For 2x-5y=16, 6x-15y=30 I think there are zero number of solutions.
I used the elimination method and got 0=0. Does that mean zero number of solutions?
Actually you made an error:
2x-5y=16, 6x-15y=30
multiply the first by 3 ---->
6x - 15y = 48
subtract the second
0 = 18
If your variable drops out and you end up with a true statement, such as your 8=8, then you have an infinite number of solutions. You are trying to intersect the line with itself.
If your variable drops out and you end up with a false statement, such as 0=5, then there is no solution , you would have two parallel lines
To determine the number of solutions for a system of linear equations, we can solve the equations using various methods such as substitution, elimination, or matrix operations. Let's use the method of elimination to solve the given system.
Given equations:
1) 2x - 5y = 16
2) 6x - 15y = 30
To eliminate one variable, we need to make the coefficients of either x or y the same in both equations. In this case, we'll eliminate y.

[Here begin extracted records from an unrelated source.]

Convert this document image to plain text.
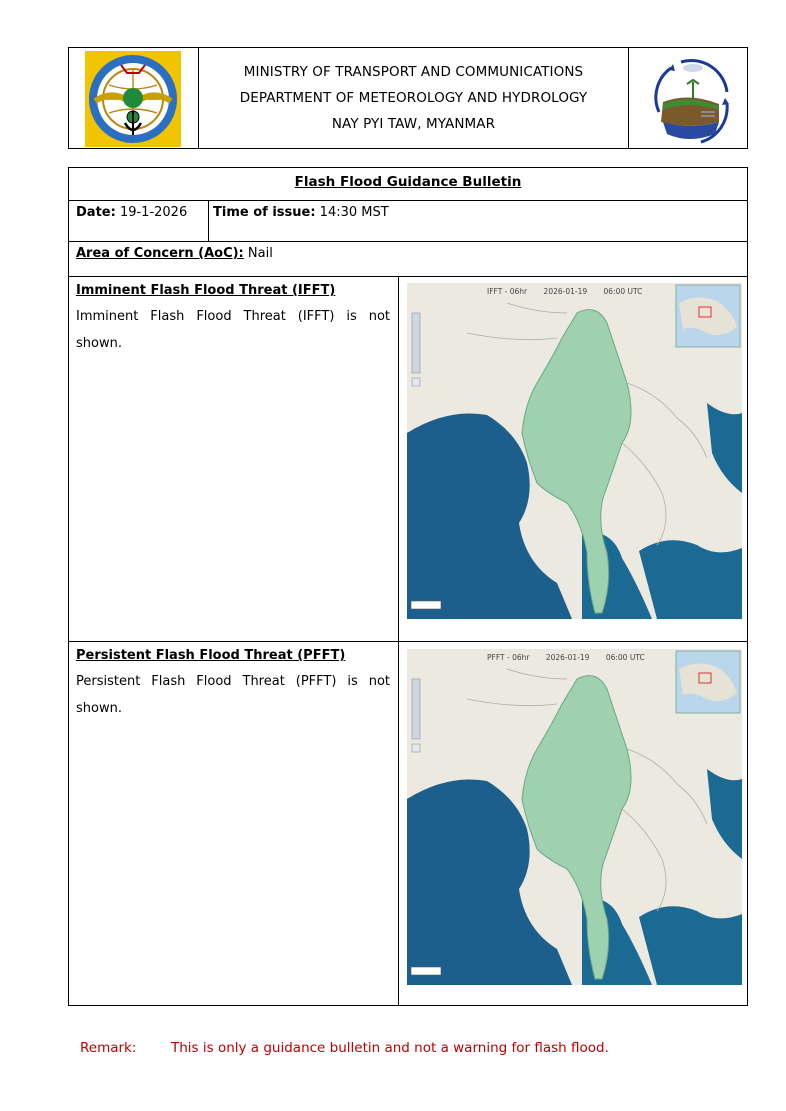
MINISTRY OF TRANSPORT AND COMMUNICATIONS
DEPARTMENT OF METEOROLOGY AND HYDROLOGY
NAY PYI TAW, MYANMAR
Flash Flood Guidance Bulletin
Date: 19-1-2026	Time of issue: 14:30 MST
Area of Concern (AoC): Nail
Imminent Flash Flood Threat (IFFT)
Imminent Flash Flood Threat (IFFT) is not shown.
IFFT - 06hr 2026-01-19 06:00 UTC
Persistent Flash Flood Threat (PFFT)
Persistent Flash Flood Threat (PFFT) is not shown.
PFFT - 06hr 2026-01-19 06:00 UTC
Remark:	This is only a guidance bulletin and not a warning for flash flood.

Let's start by multiplying equation 1) by 3 to make the coefficient of y the same in both equations. We get:
3 * (2x - 5y) = 3 * 16
which simplifies to:
6x - 15y = 48
Now, we have the following system of equations:
3) 6x - 15y = 48
4) 6x - 15y = 30
By comparing equations 3) and 4), we can see that both equations are identical. There is no difference in their coefficients or constants. Since these equations represent the same line, it means that the system is consistent and dependent. In other words, there are infinitely many solutions.
So, the statement that there are zero solutions is incorrect. The correct answer is that there are infinitely many solutions for the given system of equations.